All the world’s a stage,
And all the men and women merely players;
They have their exits and their entrances,
And one man in his time plays many parts,William Shakespeare, As you Like It Act II, Scene VII
Lockdown was difficult for almost everyone but ‘needs must’. Those with greatest proximity to our healthcare system, who experienced debilitating poor health or devastating loss; those either in vulnerable population groups, or shielding a loved one vulnerable to the most virulent strains of COVID-19, lived for months with additional emotional stress and worry, as well as the upheaval to social systems felt by all. We isolated – in plain sight of a webcam, with ‘WFH’, banana bread, and home schooling, the new universal, in our shrunken universes.
With more time for reflection than many of us would ever have asked for, there arose a number of teachable moments, a series of insights into self. For example, acknowledgement of each pang of grief for those things that we lost access to; evinced numerous silent or whispered pledges to various spirits in numerous personal skies, to ‘never take for granted again’ the *classroom, office, lecture theatre, stadium, nightclub, cinema, church, airport, dancefloor, or proscenium arch (* delete as appropriate).

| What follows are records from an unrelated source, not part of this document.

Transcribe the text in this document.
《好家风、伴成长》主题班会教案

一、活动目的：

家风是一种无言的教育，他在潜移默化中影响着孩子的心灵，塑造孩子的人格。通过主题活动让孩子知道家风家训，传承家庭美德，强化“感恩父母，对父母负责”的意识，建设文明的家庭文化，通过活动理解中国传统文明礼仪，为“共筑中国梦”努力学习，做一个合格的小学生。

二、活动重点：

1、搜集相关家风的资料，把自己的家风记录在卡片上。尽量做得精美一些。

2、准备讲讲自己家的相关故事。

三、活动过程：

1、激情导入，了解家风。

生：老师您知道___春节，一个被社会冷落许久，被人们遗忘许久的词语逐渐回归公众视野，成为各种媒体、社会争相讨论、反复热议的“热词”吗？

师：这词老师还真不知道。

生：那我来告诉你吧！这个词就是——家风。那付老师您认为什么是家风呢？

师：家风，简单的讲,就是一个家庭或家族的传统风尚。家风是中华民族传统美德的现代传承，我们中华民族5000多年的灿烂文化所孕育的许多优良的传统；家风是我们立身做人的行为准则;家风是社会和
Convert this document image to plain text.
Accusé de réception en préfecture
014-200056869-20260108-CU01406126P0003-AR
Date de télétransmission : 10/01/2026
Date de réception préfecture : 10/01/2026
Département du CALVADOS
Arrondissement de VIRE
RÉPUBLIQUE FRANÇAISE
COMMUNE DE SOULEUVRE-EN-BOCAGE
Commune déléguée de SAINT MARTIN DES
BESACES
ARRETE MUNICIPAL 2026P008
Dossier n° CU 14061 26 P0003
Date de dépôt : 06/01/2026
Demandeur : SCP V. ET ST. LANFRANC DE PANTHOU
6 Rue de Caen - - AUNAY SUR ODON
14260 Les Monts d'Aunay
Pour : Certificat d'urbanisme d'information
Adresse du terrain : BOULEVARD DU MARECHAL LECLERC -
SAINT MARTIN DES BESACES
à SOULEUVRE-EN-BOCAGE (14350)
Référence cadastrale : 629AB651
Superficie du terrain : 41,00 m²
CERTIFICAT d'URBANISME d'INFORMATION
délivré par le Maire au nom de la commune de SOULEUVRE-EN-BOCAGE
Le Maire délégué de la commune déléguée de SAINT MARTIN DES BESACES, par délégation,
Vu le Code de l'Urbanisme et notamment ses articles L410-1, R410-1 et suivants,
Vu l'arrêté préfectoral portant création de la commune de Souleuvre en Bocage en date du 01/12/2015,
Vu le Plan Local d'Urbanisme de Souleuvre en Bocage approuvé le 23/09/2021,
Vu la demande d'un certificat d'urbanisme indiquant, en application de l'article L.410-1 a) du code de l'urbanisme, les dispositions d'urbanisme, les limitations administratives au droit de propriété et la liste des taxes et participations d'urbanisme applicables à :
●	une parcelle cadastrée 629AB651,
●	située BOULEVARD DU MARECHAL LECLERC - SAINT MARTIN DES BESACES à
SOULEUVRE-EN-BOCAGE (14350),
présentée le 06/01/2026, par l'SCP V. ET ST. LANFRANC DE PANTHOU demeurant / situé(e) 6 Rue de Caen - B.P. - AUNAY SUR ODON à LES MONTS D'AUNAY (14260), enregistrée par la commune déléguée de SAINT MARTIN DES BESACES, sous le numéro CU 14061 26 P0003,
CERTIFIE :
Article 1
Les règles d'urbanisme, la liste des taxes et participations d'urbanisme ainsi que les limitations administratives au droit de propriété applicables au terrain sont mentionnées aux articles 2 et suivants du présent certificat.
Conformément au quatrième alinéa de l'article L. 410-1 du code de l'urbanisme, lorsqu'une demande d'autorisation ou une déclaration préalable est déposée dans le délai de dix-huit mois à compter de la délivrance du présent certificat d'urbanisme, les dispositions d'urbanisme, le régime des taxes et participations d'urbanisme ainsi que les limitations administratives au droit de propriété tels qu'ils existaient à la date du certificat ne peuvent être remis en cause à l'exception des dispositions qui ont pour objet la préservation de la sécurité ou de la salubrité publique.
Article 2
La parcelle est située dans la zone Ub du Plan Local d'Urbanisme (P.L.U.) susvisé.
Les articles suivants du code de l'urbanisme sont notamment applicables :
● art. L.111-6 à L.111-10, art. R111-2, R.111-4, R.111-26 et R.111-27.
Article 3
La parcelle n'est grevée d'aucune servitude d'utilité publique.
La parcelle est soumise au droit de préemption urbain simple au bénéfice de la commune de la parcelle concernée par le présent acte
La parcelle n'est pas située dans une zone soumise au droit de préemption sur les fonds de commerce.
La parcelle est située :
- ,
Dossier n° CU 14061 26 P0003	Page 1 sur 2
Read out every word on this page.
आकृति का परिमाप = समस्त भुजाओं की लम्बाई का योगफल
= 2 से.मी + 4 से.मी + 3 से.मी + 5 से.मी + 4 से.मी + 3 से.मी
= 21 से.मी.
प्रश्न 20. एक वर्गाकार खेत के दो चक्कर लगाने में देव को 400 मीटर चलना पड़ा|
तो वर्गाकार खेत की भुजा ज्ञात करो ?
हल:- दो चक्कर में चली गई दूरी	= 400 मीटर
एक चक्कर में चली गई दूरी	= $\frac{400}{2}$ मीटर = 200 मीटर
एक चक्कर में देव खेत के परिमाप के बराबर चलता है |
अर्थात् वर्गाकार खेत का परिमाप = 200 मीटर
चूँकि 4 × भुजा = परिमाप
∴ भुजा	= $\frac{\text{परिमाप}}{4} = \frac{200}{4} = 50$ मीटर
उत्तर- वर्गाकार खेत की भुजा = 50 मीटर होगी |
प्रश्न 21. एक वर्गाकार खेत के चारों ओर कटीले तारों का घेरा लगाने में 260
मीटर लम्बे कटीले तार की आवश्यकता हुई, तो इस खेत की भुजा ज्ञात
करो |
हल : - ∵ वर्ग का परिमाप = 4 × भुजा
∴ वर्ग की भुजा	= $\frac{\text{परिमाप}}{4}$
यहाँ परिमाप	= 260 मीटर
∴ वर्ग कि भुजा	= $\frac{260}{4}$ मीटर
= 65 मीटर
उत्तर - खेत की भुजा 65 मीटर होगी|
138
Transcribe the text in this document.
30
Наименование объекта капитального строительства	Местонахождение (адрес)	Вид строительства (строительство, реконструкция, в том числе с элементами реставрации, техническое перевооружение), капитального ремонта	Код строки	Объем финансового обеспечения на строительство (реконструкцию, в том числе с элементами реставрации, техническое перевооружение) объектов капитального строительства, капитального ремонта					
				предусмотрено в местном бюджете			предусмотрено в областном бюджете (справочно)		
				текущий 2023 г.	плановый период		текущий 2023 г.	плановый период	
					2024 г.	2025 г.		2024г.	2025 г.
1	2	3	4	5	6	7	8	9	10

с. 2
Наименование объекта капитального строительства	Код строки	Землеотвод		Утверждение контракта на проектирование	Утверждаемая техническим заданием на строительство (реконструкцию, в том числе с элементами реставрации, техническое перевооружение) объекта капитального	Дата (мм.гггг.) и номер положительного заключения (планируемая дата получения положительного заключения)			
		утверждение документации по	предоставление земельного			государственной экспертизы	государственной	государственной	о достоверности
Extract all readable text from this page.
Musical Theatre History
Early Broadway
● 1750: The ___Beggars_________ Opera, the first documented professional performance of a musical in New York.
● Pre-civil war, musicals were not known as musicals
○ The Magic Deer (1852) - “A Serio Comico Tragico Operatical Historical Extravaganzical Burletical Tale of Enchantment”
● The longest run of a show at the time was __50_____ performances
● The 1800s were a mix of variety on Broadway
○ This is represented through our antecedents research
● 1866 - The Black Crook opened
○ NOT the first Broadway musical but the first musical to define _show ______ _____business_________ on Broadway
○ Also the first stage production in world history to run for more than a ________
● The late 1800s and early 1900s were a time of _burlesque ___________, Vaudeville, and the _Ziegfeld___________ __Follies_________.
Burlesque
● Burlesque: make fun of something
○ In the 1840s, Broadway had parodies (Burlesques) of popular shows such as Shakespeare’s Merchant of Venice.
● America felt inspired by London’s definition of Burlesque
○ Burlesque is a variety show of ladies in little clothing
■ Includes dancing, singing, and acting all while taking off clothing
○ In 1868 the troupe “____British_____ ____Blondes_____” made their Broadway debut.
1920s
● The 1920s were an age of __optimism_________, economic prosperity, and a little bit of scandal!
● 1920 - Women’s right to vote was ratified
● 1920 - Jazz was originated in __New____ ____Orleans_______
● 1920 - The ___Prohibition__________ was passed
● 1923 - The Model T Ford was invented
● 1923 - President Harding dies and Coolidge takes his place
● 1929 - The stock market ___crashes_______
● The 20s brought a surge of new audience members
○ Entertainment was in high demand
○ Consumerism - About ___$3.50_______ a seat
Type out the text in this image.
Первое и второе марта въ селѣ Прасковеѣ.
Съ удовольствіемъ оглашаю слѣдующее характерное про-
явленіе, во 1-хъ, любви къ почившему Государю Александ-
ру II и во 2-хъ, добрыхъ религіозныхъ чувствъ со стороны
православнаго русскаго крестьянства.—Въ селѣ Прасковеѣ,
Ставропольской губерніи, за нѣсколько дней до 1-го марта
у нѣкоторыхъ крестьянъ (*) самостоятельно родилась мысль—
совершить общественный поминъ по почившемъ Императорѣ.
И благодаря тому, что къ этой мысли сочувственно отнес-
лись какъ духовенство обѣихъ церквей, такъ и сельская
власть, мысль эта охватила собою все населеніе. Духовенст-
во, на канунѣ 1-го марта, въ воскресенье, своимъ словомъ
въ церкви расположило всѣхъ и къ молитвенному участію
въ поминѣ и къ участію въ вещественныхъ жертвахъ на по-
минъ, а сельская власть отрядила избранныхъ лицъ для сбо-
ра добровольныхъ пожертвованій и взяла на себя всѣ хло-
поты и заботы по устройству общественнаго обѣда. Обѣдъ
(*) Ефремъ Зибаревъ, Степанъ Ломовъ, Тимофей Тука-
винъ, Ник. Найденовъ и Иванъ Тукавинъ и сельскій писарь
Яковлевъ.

A phenomenon that I first noted while studying in a provincial city became more significant over the past couple of years. For me, Tuesday nights in Oxford were always dire because there was nothing fun to do. Anywhere. Within the Ring Road, the clubs and bars (note my undergraduate definition of ‘fun’) seemed to collude in giving their various staff teams the night off. I was always 36 hours from the next essay crisis, why did I find it so hard to just read a book? I’d often be blissfully slumped in front of the latest episode of This Life, or My So Called Life, studiously avoiding thinking about getting a life, on a Wednesday or Thursday evening, rather than out dancing to the prevailing euro-synth-pop at the sticky carpet, £1-a-pint student night. Why? It turns out that choice matters and perspective is all.
Solo mountaineer, Jenn Drummond sums it up
“Loneliness is happening to me,” Ms. Drummond, 41, said. “Solitude is happening for me. That little shift makes the biggest difference.”Jenn Drummond, quoted in the New York Times article, You Can Learn to Love Being Alone, By Holly Burns
Feb. 24, 2022
I admit to being the kind of person who feels the loss of that which is denied more than that which he chooses not to access. I am the kind of person that I take issue with on a regular basis, who wants there to be more choices of activity aimed at Black queer men, for example, but who rarely, if ever, gets off the sofa to attend the event that someone has, in response to my encouragement, sweat blood, and cried real tears to bring into existence . . .(but, I digress)
. . . ‘never taken for granted, again’
Mea culpa, but I repent, and as evidence of my contrition, will be enthusiastically taking up opportunities to enjoy shared artistic and cultural experiences as they arise. The theatre is high on my list. I really had taken for granted the ten or so times a year I made it to see a show. Oddly, I had never identified as a ‘theatre-goer’ despite the frequency of visits to see on-stage performances – another of the insights-into-self provided by a global pandemic.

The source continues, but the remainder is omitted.